The show's budget was no doubt a significant factor in the relatively small interior sets. This had a lucky side-effect of assigning them some "realism" for those who imagined the Enterprise as something akin to a mid-20th-centry warship in space. I suspect this was another case of a tight budget actually being a blessing in disguise, similar to the well-known case of the invention of the transporters.
Many model builders have noted that you can't really put even those small sets as presented in TOS in the Enterprise unless you increase the size of the ship by about 42%. So you've already got to mess with un/official cannon (947 feet) even if you're keeping things the same but trying to be more realistic. See here for a recent discussion and example:
https://www.trekbbs.com/threads/new...1-foot-version-full-interior-3d-model.311118/
With that out of the way: Why was the Enterprise D made so much bigger? Surely, starship technology could've advanced greatly without the need to increase the overall size of the ship - or at least not the individual rooms/sets. And yet that's what we get: every set is larger; from the bridge to individual quarters. The answer is simply that they had a bigger budget and wanted to design bigger, more impressive sets for the now much savvier audiences. And they had hindsight to fall back on: they knew fans would study every inch of this thing, and they wanted things to match up. So... bigger, fancier sets = bigger ship.
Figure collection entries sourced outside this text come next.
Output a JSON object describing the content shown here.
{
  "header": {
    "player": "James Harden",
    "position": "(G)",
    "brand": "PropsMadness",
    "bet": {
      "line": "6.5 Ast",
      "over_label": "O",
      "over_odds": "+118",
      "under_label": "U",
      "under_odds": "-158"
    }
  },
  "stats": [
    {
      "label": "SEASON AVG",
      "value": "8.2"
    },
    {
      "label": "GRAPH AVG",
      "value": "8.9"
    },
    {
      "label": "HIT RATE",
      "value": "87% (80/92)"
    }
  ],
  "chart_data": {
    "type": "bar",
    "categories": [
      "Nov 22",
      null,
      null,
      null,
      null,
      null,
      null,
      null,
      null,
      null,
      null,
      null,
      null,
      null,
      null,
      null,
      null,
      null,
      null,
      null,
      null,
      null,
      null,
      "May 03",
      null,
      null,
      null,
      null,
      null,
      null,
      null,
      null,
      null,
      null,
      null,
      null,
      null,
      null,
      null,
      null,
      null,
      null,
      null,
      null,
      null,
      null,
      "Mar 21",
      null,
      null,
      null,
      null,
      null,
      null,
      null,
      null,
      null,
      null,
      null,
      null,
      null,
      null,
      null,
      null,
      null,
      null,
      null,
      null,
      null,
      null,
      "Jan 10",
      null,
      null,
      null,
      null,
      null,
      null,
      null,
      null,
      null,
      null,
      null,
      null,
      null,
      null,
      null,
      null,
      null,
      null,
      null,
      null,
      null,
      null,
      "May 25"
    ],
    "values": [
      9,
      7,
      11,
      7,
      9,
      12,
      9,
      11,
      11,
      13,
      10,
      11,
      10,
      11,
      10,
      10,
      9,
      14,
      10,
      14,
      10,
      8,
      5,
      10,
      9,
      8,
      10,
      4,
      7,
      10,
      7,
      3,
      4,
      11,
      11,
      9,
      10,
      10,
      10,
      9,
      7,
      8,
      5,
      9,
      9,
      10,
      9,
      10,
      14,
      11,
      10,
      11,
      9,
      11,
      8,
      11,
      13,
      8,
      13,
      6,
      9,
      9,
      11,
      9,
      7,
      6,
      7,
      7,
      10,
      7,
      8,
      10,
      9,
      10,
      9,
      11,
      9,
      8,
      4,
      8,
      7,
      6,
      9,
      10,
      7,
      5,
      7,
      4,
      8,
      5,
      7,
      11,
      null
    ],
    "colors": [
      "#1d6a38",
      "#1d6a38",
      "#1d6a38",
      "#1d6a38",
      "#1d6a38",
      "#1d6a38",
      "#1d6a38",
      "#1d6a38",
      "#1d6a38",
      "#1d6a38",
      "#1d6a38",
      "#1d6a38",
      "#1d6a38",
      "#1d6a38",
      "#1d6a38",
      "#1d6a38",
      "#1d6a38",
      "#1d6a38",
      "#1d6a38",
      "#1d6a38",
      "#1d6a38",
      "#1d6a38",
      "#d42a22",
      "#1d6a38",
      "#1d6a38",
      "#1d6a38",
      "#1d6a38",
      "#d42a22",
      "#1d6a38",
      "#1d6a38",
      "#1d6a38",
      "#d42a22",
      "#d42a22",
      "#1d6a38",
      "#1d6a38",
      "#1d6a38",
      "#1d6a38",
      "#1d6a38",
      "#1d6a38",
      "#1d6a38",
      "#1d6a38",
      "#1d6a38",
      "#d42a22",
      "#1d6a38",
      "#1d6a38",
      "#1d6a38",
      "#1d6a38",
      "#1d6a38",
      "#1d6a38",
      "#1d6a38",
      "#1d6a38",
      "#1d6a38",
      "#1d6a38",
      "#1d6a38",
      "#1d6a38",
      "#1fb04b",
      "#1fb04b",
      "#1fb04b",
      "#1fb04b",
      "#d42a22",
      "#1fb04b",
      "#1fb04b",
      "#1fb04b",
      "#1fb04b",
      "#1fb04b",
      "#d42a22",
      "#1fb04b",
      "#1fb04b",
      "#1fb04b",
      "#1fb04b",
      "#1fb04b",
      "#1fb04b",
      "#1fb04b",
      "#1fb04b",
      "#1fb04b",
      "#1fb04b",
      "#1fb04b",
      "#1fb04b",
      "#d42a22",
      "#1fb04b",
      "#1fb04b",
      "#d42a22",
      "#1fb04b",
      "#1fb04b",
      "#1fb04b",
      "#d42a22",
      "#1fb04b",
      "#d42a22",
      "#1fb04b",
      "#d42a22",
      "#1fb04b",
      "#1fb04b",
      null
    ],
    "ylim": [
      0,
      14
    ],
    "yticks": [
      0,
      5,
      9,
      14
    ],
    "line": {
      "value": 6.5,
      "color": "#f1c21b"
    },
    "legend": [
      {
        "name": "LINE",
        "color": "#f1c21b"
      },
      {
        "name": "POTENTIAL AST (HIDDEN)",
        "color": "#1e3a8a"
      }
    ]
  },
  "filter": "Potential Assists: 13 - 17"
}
That same desire/need for bigger, fancier, more-impressive-to-modern-audiences sets obviously holds true today. Only the most die-hard fans would seriously consider going back to the tiny, plain sets of the 1960's. So, if you're going to have to have sets at least around the size of what they did for TNG (if not bigger and fancier), then you're going to have to have a ship to match that.
Ergo... bigger Enterprise.
Blame it on the unimaginably wild success and longevity of a TV show no one seriously expected to still matter after the 1960's.
All that said: I do think they went too far with the up-sizing in the Kelvin universe. That was just... unnecessary... (And also, Discovery's bridge being largely empty space really bugs me.)